В Чаде было ужасно. Молокосос Хофман записался в наемники через вербовочный пункт в Италии, на каникулах – на злость своим родителям, которые не разрешили ему поработать на нефтедобывающих платформах Норвегии. "Потому что слишком опасно". Ну тогда, им на злость, он завербовался к "более безопасным" наемникам в Чаде. Хе-хе-хе… Зарабатывать он должен был три тысячи долларов ежемесячно. К счастью для него, ничего серьезного там и не случилось. Все эти придурочные формирования были довольно скоро распущены и отослали назад в Италию, где паспорта солдат хоть чего-то стоили.
В Чаде было ужасно. И дело было даже не в кошмарном климате, грязи, вони, паникерских рассказах новых коллег… К примеру, у одного типа, что спал на нарах рядом с ним, появилась какая-то сыпь. Прыщи один возле другого, через миллиметр, буквально по всему телу. Коллеги поначалу мазали его вазелином, потому что у них имелся только он. Хофман боялся заразиться, так что мазал его через носовой платок. А потом несчастного направили в "санитариат" – для поляка это звучало как непроизносимое "сэнитххххххххееееухххххр" или как-то так. Это был то ли французский перевязочный пункт, то ли сортир. В этом никто не был уверен, поскольку его оснащение своим богатством могло сравниться разве что с публичным европейским туалетом среднего уровня. Там парня помазали другой мазью… а может, жидкостью для пробивания клозетных труб, не известно. Во всяком случае, типа в предсмертном состоянии на следующий день отправили самолетом во Францию.
Еще было клево, когда один тип наступил на мину. Слетелась чуть ли не половина лагеря, и все чего-то говорили. Хофман с двумя немцами обвязал раненого, чем только удалось. Так как в это время все ходили в одних подштанниках, под рукой даже не оказалось тряпок, чтобы сделать перевязку. Личным вкладом Хофмана в развитие мировой медицины было первое в мире проведение перевязки с применением старой газеты в качестве бинта. Даже нельзя было сказать, что парень потерял много крови. Не держащийся на ногах врач, который пришел позднее, едва глянул на пострадавшего, полностью уничтожая все шансы Хофмана на получение Нобелевской премии в сфере медицины за открытие экстремальных видов перевязочных материалов.
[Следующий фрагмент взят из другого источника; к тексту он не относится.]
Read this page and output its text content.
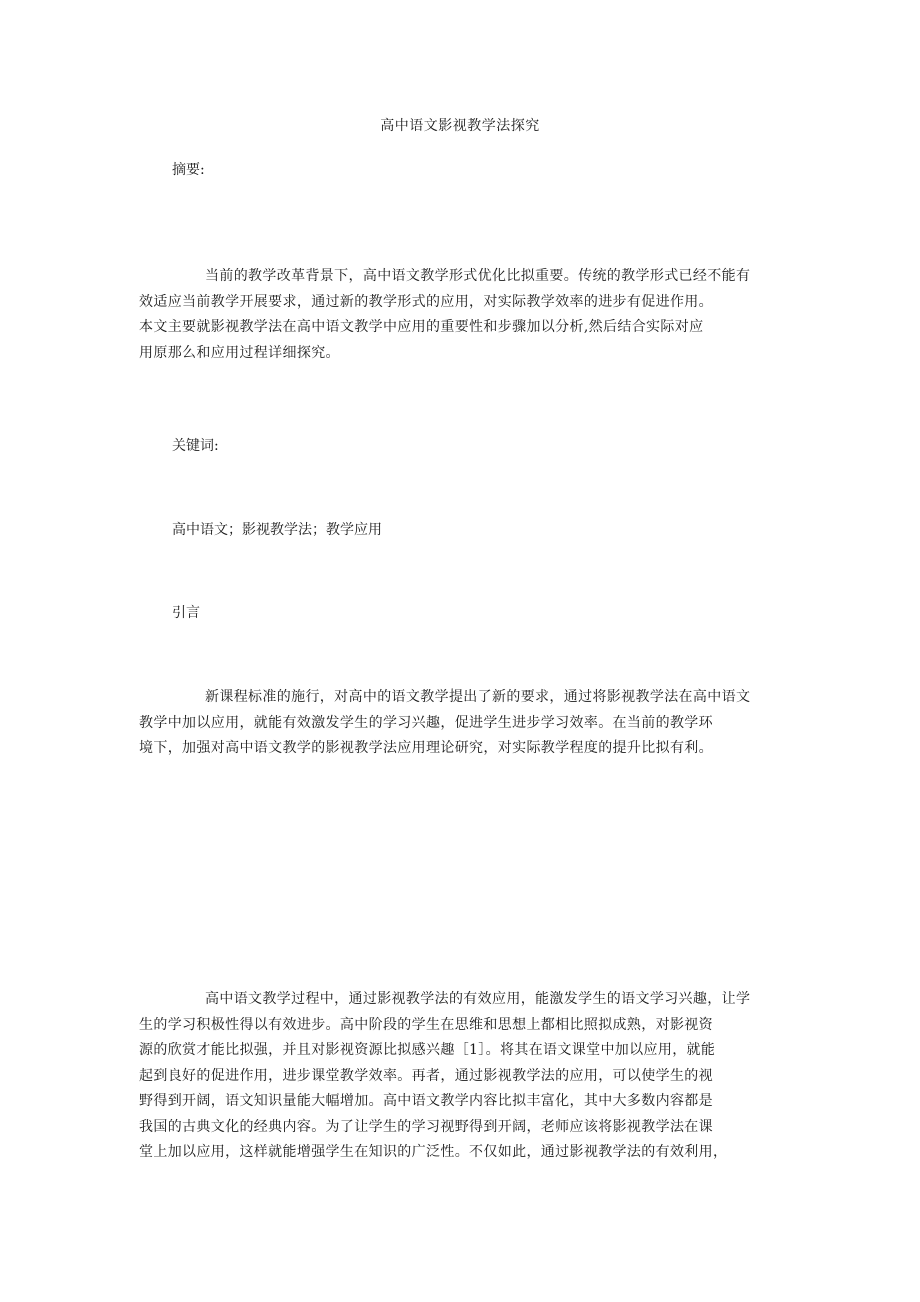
高中语文影视教学法探究
摘要:
当前的教学改革背景下，高中语文教学形式优化比拟重要。传统的教学形式已经不能有
效适应当前教学开展要求，通过新的教学形式的应用，对实际教学效率的进步有促进作用。
本文主要就影视教学法在高中语文教学中应用的重要性和步骤加以分析,然后结合实际对应
用原那么和应用过程详细探究。
关键词:
高中语文；影视教学法；教学应用
引言
新课程标准的施行，对高中的语文教学提出了新的要求，通过将影视教学法在高中语文
教学中加以应用，就能有效激发学生的学习兴趣，促进学生进步学习效率。在当前的教学环
境下，加强对高中语文教学的影视教学法应用理论研究，对实际教学程度的提升比拟有利。
高中语文教学过程中，通过影视教学法的有效应用，能激发学生的语文学习兴趣，让学
生的学习积极性得以有效进步。高中阶段的学生在思维和思想上都相比照拟成熟，对影视资
源的欣赏才能比拟强，并且对影视资源比拟感兴趣［1］。将其在语文课堂中加以应用，就能
起到良好的促进作用，进步课堂教学效率。再者，通过影视教学法的应用，可以使学生的视
野得到开阔，语文知识量能大幅增加。高中语文教学内容比拟丰富化，其中大多数内容都是
我国的古典文化的经典内容。为了让学生的学习视野得到开阔，老师应该将影视教学法在课
堂上加以应用，这样就能增强学生在知识的广泛性。不仅如此，通过影视教学法的有效利用，
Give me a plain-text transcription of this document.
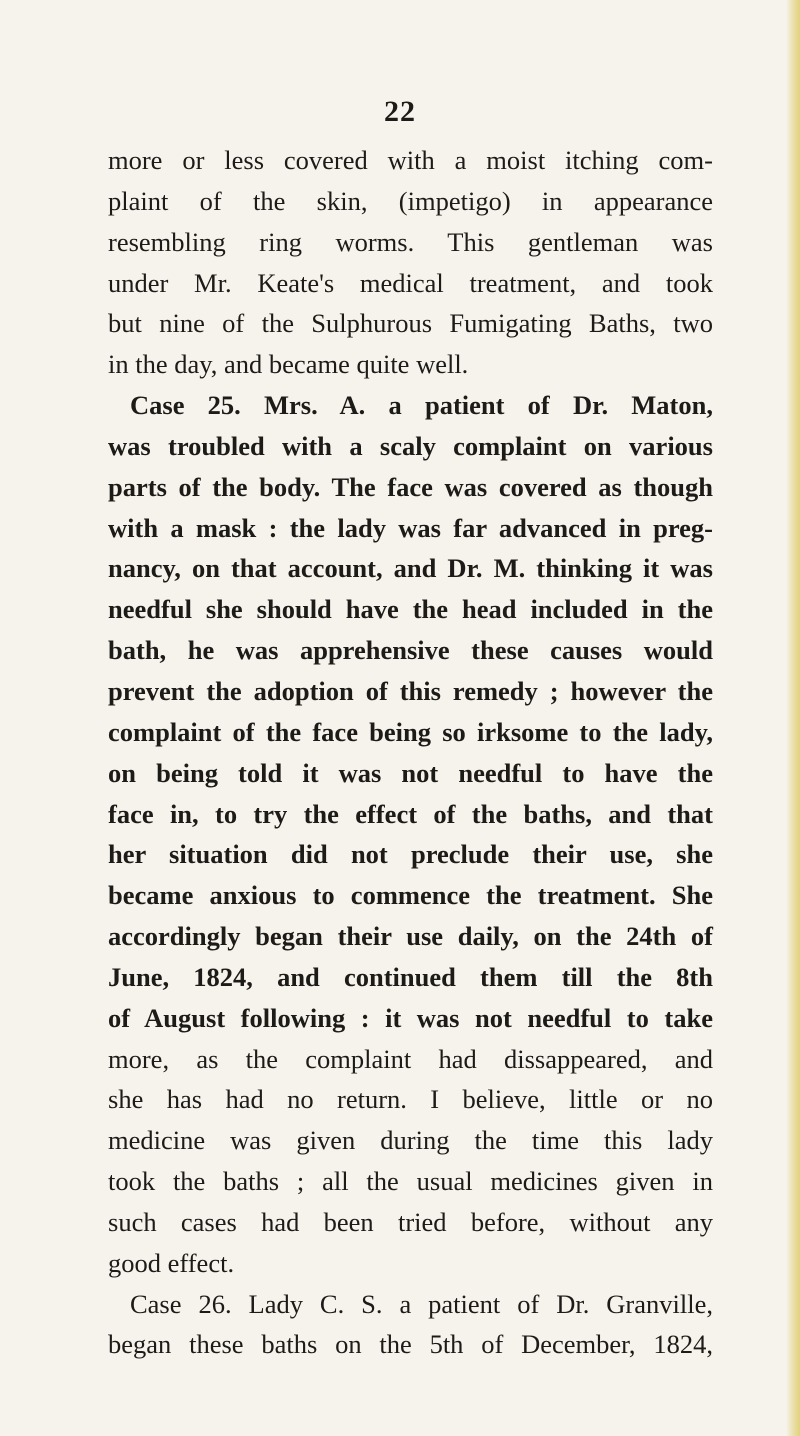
22
more or less covered with a moist itching com-
plaint of the skin, (impetigo) in appearance
resembling ring worms. This gentleman was
under Mr. Keate's medical treatment, and took
but nine of the Sulphurous Fumigating Baths, two
in the day, and became quite well.
Case 25. Mrs. A. a patient of Dr. Maton,
was troubled with a scaly complaint on various
parts of the body. The face was covered as though
with a mask : the lady was far advanced in preg-
nancy, on that account, and Dr. M. thinking it was
needful she should have the head included in the
bath, he was apprehensive these causes would
prevent the adoption of this remedy ; however the
complaint of the face being so irksome to the lady,
on being told it was not needful to have the
face in, to try the effect of the baths, and that
her situation did not preclude their use, she
became anxious to commence the treatment. She
accordingly began their use daily, on the 24th of
June, 1824, and continued them till the 8th
of August following : it was not needful to take
more, as the complaint had dissappeared, and
she has had no return. I believe, little or no
medicine was given during the time this lady
took the baths ; all the usual medicines given in
such cases had been tried before, without any
good effect.
Case 26. Lady C. S. a patient of Dr. Granville,
began these baths on the 5th of December, 1824,
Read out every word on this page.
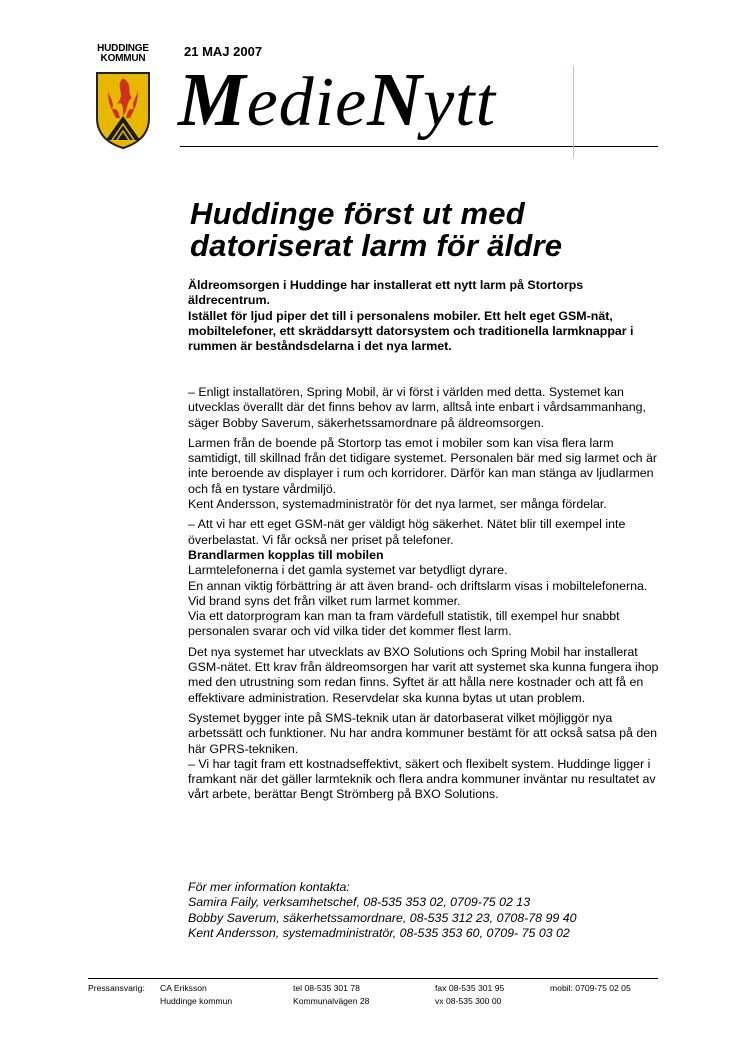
HUDDINGE
KOMMUN	21 MAJ 2007
MedieNytt
Huddinge först ut med
datoriserat larm för äldre

Äldreomsorgen i Huddinge har installerat ett nytt larm på Stortorps äldrecentrum.

Istället för ljud piper det till i personalens mobiler. Ett helt eget GSM-nät, mobiltelefoner, ett skräddarsytt datorsystem och traditionella larmknappar i rummen är beståndsdelarna i det nya larmet.

– Enligt installatören, Spring Mobil, är vi först i världen med detta. Systemet kan utvecklas överallt där det finns behov av larm, alltså inte enbart i vårdsammanhang, säger Bobby Saverum, säkerhetssamordnare på äldreomsorgen.

Larmen från de boende på Stortorp tas emot i mobiler som kan visa flera larm samtidigt, till skillnad från det tidigare systemet. Personalen bär med sig larmet och är inte beroende av displayer i rum och korridorer. Därför kan man stänga av ljudlarmen och få en tystare vårdmiljö.

Kent Andersson, systemadministratör för det nya larmet, ser många fördelar.

– Att vi har ett eget GSM-nät ger väldigt hög säkerhet. Nätet blir till exempel inte överbelastat. Vi får också ner priset på telefoner.

Brandlarmen kopplas till mobilen

Larmtelefonerna i det gamla systemet var betydligt dyrare.

En annan viktig förbättring är att även brand- och driftslarm visas i mobiltelefonerna. Vid brand syns det från vilket rum larmet kommer.

Via ett datorprogram kan man ta fram värdefull statistik, till exempel hur snabbt personalen svarar och vid vilka tider det kommer flest larm.

Det nya systemet har utvecklats av BXO Solutions och Spring Mobil har installerat GSM-nätet. Ett krav från äldreomsorgen har varit att systemet ska kunna fungera ihop med den utrustning som redan finns. Syftet är att hålla nere kostnader och att få en effektivare administration. Reservdelar ska kunna bytas ut utan problem.

Systemet bygger inte på SMS-teknik utan är datorbaserat vilket möjliggör nya arbetssätt och funktioner. Nu har andra kommuner bestämt för att också satsa på den här GPRS-tekniken.

– Vi har tagit fram ett kostnadseffektivt, säkert och flexibelt system. Huddinge ligger i framkant när det gäller larmteknik och flera andra kommuner inväntar nu resultatet av vårt arbete, berättar Bengt Strömberg på BXO Solutions.

För mer information kontakta:
Samira Faily, verksamhetschef, 08-535 353 02, 0709-75 02 13
Bobby Saverum, säkerhetssamordnare, 08-535 312 23, 0708-78 99 40
Kent Andersson, systemadministratör, 08-535 353 60, 0709- 75 03 02
Pressansvarig: CA Eriksson
Huddinge kommun
tel 08-535 301 78
Kommunalvägen 28
fax 08-535 301 95
vx 08-535 300 00
mobil: 0709-75 02 05
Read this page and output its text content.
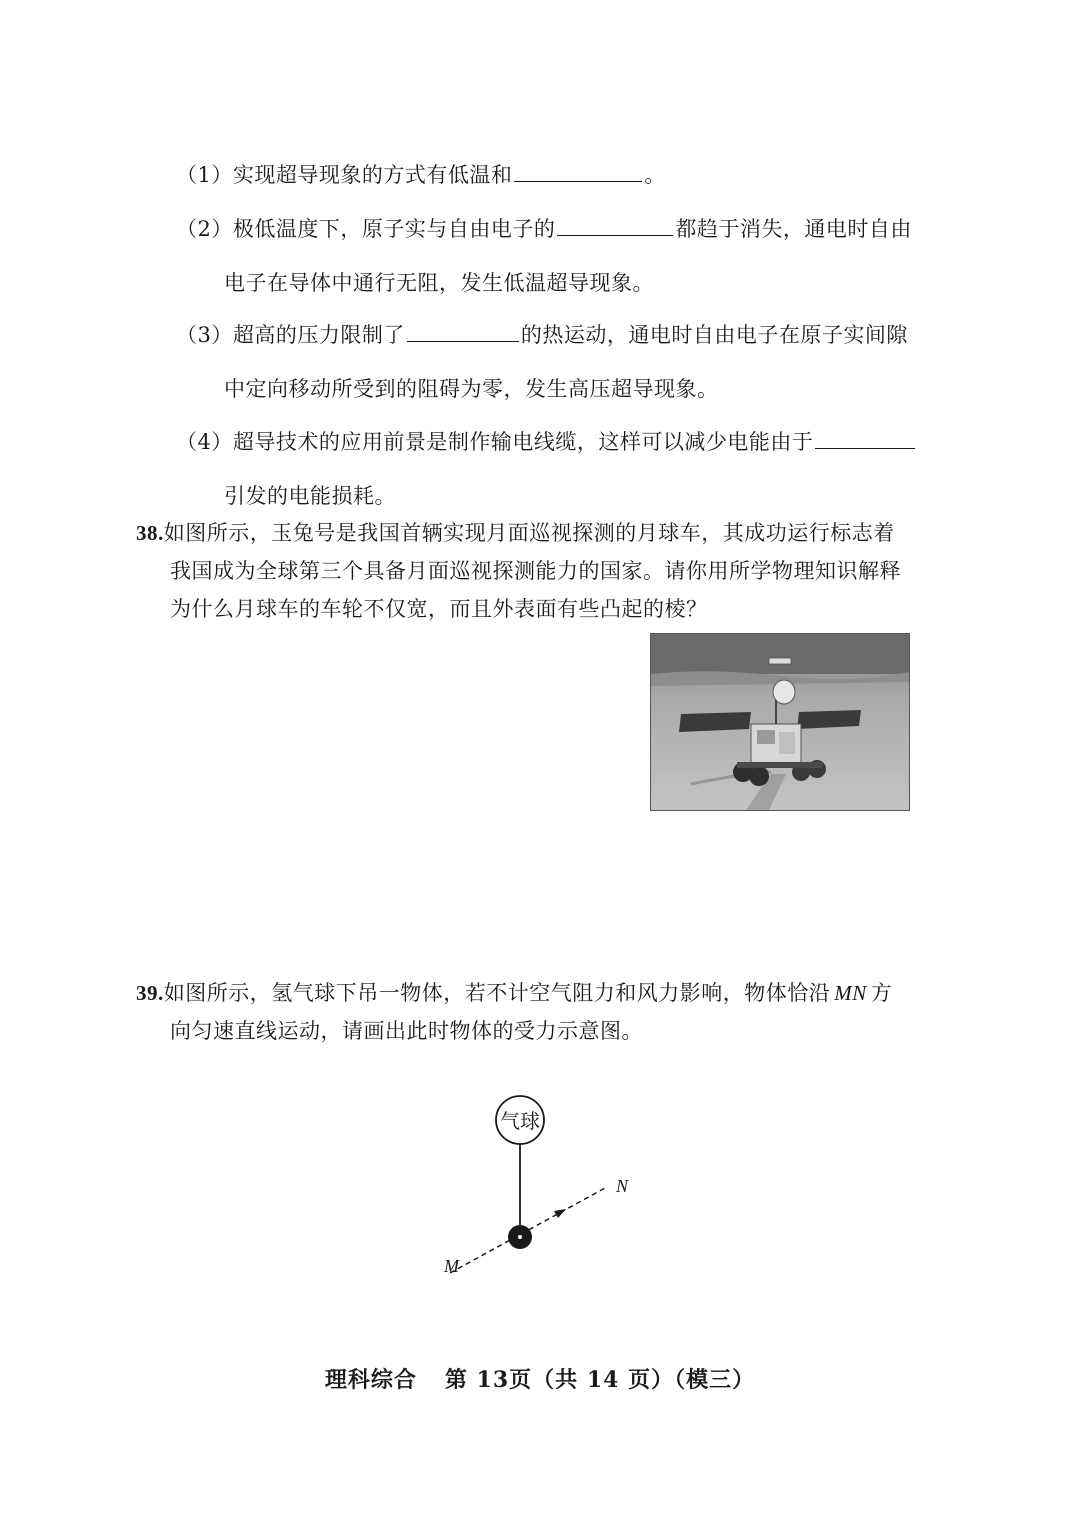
（1）实现超导现象的方式有低温和	。
（2）极低温度下，原子实与自由电子的	都趋于消失，通电时自由
电子在导体中通行无阻，发生低温超导现象。
（3）超高的压力限制了	的热运动，通电时自由电子在原子实间隙
中定向移动所受到的阻碍为零，发生高压超导现象。
（4）超导技术的应用前景是制作输电线缆，这样可以减少电能由于
引发的电能损耗。
38.如图所示，玉兔号是我国首辆实现月面巡视探测的月球车，其成功运行标志着
我国成为全球第三个具备月面巡视探测能力的国家。请你用所学物理知识解释
为什么月球车的车轮不仅宽，而且外表面有些凸起的棱？
39.如图所示，氢气球下吊一物体，若不计空气阻力和风力影响，物体恰沿 MN 方
向匀速直线运动，请画出此时物体的受力示意图。
气球
N
M
理科综合 第 13页（共 14 页）（模三）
- Ыыыэээ… ноги я отрежу ему вечером, - сказал тот и поплыл в известном только лишь ему одному направлении, оставляя обсуждавших случай солдат.
Такого бардака Марек в жизни никогда не видело, а про обещанные три тысячи баксов ежемесячно мог только помечтать. Правда, бабок, по сравнению с местными, у него было, как грязи. Он был столь же богат, как царь Навуходоносор, как самый богатый житель города Сибарис. Он мог все: бухать, развлекаться, покупать все нелегальные товары – и все за копейки. В лагере наемников по вечерам царила расслабуха. Каждый желающий мог идти и разбрасываться своими "чаевыми", как их называли, которые в глазах местных вырастали до размеров гор золота, до миллионов долларов, и именно такой потребительской стоимостью они здесь обладали. Говорили, что вроде как два ужравшихся поляка вытащили в баре по две горсти местных денег. Бармену сказали следующее:
- Пускай сюда придет твоя дочка и при нас порежет себя ножом. А мы даем вот это! – и показали на кипу банкнот.
Та, вроде как, пришла и порезала себя. Вроде как. Вот только кто бы верил в рассказы наемников? Вроде бы как один немец по пьянке пальнул в одного типа, а когда сбежались зеваки, заткнул рану жертвы свитком банкнот и спокойно ушел. Единственное, чего он боялся, что желающие стать богатыми сейчас его затопчут. Вроде бы как. Рассказы наемников лучше всего серьезно не рассматривать. То, что Хофман видел на следующий день в госпитале (или чем-то с таким названием) порезанную ножом девчонку и подстреленного типа, ни о чем еще не свидетельствует. Ничего не случилось.